You do not need to run a separate database setup step first.

## What You Need

- Python `3.10+`
- the `codex` CLI on your `PATH`
- Codex authenticated locally

Optional:
- Tailscale, if you want private access from another device with `--tailscale`

## A Little More Context

CreatureOS gives you a small habitat of durable creatures that can:
- chat in a web UI
- keep memory, notes, and worklists
- practice habits over time
- work with local files, attachments, and browser flows
- keep their own private workshop files and scripts

CreatureOS is intentionally opinionated:
- chats get fresh Codex threads
- habit runs stay on a persistent creature thread
- state lives locally in SQLite
- creatures use purpose and habits as their authority
- The Keeper helps shape the rest of the habitat

## Useful Startup Variants

Serve on localhost plus the detected Tailscale IPv4:

```bash
creatureos serve --tailscale
```

Force a fresh onboarding environment scan on boot:

```bash
creatureos serve --force-scan
```

Anchor creature file work to a specific directory:

```bash
creatureos serve --workspace /path/to/work
```

## Where CreatureOS Stores Things

If you do not pass `--workspace`, CreatureOS uses your current working directory as the primary working root for creature file work.

The onboarding scan is broader than that.
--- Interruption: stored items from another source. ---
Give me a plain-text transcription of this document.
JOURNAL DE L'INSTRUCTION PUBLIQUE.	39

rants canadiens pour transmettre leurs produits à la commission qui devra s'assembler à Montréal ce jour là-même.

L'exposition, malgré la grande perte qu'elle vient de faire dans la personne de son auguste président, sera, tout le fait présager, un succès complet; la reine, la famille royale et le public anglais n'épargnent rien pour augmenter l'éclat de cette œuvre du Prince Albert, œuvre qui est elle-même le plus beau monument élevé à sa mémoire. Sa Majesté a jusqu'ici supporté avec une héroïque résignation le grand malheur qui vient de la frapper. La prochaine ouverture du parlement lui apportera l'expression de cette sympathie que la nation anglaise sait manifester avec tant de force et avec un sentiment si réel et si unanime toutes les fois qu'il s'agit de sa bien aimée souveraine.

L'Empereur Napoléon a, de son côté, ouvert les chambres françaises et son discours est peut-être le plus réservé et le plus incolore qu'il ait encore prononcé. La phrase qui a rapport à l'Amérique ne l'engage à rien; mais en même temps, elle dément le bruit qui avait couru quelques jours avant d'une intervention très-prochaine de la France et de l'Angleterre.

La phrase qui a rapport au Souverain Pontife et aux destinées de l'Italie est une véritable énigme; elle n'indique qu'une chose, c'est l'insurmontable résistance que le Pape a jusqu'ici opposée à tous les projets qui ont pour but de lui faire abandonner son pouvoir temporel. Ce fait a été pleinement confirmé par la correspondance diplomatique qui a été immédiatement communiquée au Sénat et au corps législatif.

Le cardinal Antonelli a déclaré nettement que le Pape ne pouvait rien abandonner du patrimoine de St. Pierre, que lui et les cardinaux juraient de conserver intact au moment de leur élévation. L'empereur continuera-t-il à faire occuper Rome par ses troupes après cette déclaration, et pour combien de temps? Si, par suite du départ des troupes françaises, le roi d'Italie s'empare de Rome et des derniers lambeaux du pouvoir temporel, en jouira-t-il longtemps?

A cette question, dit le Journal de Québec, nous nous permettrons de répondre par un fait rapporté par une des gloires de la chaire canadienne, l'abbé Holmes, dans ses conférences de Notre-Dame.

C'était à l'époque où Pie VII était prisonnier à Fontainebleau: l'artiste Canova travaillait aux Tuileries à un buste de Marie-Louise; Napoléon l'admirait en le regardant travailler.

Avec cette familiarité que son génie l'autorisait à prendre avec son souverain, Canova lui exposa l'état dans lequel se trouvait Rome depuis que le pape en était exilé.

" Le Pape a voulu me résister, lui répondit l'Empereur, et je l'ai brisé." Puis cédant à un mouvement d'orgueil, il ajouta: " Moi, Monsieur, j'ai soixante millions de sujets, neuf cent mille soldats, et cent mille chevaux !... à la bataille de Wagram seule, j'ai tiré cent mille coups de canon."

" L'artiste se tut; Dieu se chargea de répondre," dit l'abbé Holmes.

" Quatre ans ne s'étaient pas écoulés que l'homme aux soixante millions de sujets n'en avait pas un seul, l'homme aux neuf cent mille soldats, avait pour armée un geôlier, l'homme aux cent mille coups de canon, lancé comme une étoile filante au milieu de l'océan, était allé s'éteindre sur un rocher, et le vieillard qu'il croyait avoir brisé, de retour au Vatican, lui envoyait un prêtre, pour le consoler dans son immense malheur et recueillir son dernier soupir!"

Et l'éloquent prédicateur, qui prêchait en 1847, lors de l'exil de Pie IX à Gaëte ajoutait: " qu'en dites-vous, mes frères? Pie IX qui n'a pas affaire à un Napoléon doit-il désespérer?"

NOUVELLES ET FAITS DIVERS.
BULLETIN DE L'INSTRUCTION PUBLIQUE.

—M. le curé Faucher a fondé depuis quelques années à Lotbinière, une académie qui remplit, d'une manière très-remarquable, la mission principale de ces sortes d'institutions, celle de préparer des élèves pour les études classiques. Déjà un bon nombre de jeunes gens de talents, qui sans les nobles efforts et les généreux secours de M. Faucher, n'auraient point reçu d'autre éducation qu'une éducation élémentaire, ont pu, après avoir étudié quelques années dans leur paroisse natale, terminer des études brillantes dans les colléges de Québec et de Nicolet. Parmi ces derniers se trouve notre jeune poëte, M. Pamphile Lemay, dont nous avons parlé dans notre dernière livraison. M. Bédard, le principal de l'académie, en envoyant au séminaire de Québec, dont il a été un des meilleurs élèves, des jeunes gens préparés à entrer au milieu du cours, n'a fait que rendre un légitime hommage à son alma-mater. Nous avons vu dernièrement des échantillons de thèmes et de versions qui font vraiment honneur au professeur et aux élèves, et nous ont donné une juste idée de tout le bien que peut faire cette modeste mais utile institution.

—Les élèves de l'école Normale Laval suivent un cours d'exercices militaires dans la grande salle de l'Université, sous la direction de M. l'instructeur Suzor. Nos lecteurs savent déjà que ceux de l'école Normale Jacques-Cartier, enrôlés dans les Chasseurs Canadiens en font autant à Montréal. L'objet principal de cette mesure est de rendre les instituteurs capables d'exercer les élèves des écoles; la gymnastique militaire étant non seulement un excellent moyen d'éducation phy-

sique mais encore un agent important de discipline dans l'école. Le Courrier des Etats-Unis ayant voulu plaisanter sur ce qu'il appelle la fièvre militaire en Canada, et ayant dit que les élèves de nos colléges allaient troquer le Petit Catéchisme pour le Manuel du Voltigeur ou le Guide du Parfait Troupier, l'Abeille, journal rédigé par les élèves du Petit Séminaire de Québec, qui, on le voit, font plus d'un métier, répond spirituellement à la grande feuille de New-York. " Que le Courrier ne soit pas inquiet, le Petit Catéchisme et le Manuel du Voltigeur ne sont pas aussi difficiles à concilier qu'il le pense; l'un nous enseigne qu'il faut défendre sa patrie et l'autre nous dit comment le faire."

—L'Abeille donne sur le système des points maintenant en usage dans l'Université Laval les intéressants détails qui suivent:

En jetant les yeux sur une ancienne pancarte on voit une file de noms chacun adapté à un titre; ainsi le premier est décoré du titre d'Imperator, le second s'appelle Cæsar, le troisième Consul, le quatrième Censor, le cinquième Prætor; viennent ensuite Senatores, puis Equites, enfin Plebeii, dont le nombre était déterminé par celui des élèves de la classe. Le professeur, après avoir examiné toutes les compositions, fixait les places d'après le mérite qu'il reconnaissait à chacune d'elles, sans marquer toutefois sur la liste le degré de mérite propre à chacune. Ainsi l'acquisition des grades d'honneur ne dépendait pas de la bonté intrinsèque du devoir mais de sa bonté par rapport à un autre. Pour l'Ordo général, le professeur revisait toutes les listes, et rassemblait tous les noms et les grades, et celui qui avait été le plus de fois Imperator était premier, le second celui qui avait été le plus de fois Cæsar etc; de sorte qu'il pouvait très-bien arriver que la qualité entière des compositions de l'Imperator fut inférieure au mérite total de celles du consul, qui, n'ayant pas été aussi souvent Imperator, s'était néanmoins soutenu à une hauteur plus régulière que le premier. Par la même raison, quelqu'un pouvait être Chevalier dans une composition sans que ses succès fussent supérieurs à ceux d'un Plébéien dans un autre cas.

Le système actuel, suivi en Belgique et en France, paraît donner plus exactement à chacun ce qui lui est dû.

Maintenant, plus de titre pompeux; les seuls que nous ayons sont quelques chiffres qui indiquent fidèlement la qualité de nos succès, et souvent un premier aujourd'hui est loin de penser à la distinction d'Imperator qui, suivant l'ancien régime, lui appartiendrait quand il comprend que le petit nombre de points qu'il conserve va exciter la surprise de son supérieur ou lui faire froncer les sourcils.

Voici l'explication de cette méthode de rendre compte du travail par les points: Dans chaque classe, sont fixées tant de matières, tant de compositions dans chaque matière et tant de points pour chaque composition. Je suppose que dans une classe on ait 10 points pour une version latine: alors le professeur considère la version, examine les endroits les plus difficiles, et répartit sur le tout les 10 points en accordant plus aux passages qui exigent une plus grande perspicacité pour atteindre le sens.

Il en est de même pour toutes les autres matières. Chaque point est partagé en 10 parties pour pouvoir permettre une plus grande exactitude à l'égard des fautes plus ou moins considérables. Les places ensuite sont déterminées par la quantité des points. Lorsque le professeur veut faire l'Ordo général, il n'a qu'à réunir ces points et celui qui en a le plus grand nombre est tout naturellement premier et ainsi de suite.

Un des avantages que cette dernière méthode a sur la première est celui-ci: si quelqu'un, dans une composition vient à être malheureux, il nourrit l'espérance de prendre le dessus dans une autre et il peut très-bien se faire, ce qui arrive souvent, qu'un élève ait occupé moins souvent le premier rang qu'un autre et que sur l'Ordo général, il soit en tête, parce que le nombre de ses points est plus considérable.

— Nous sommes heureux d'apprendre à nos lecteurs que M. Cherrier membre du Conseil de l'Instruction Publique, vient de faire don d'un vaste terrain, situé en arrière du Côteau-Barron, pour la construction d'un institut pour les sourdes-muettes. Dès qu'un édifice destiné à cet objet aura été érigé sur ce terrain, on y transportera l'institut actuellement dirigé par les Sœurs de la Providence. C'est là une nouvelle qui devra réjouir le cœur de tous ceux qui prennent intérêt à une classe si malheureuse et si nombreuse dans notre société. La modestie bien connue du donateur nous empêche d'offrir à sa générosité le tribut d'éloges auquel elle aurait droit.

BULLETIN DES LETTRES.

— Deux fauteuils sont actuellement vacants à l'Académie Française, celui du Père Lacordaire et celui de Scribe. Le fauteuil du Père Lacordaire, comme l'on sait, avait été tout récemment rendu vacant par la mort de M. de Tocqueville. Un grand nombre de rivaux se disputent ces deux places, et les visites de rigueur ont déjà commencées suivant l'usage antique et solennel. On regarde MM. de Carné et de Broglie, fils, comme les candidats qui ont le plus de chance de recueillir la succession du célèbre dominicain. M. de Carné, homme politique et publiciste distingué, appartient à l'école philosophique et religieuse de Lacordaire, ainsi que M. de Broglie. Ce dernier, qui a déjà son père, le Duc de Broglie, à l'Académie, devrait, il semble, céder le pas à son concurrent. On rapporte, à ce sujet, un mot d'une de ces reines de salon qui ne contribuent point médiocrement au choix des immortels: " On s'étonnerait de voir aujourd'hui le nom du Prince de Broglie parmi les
It looks across likely work directories on the machine so The Keeper can form a first impression of the kind of work you do.

Runtime state lives in a user-local data directory:

- Linux: `~/.local/state/creatureos`
- macOS: `~/Library/Application Support/CreatureOS`
- Windows: `%LOCALAPPDATA%\\CreatureOS`

You can override that with:
- `creatureos --data-dir /path/to/data serve`
- `CREATURE_OS_DATA_DIR`
- `CREATURE_OS_DB_PATH`

## Development

If you are working from a checkout instead of PyPI:

```bash
python3 -m pip install -e .
```

Common commands:

```bash
python3 -m py_compile creatureos/cli.py creatureos/web.py creatureos/service.py creatureos/storage.py creatureos/config.py creatureos/codex_cli.py
node --check creatureos/static/creature_os.js
python3 -m pytest
```

Browser smoke test:

```bash
CREATURE_OS_RUN_BROWSER_SMOKE=1 python3 -m pytest -m browser
```

Storage-focused guardrails:

```bash
python3 scripts/check_storage_sql.py
python3 scripts/storage_smoke.py
```

## Advanced Configuration

Environment variables:

- `CREATURE_OS_WORKSPACE_ROOT`: primary working root for creature file work
- `CREATURE_OS_DATA_DIR`: runtime data directory
- `CREATURE_OS_DB_PATH`: SQLite path override
- `CREATURE_OS_HOST`: bind host override for single-bind serve mode
- `CREATURE_OS_PUBLIC_HOST`: display host used in generated URLs
- `CREATURE_OS_PORT`: port override
- `CREATURE_OS_CODEX_BIN`: Codex CLI binary
- `CREATURE_OS_MODEL`: model override
- `CREATURE_OS_REASONING_EFFORT`: reasoning effort override
- `CREATURE_OS_TIMEOUT_SECONDS`: read-only run timeout
- `CREATURE_OS_WRITE_TIMEOUT_SECONDS`: write-enabled run timeout
- `CREATURE_OS_PYTHON_BIN`: Python interpreter used by helper scripts

Notes:

- `serve` runs a small supervisor that restarts the worker when core runtime files change.
- Static JS and CSS are served with revalidation headers to avoid stale browser state.
- If a server is already running for the same CreatureOS data directory, a second `serve` exits instead of starting a duplicate process.

## Contributing

If you want to work on CreatureOS itself, see [CONTRIBUTING.md](CONTRIBUTING.md).

## License

CreatureOS is licensed under Apache 2.0. See [LICENSE](LICENSE).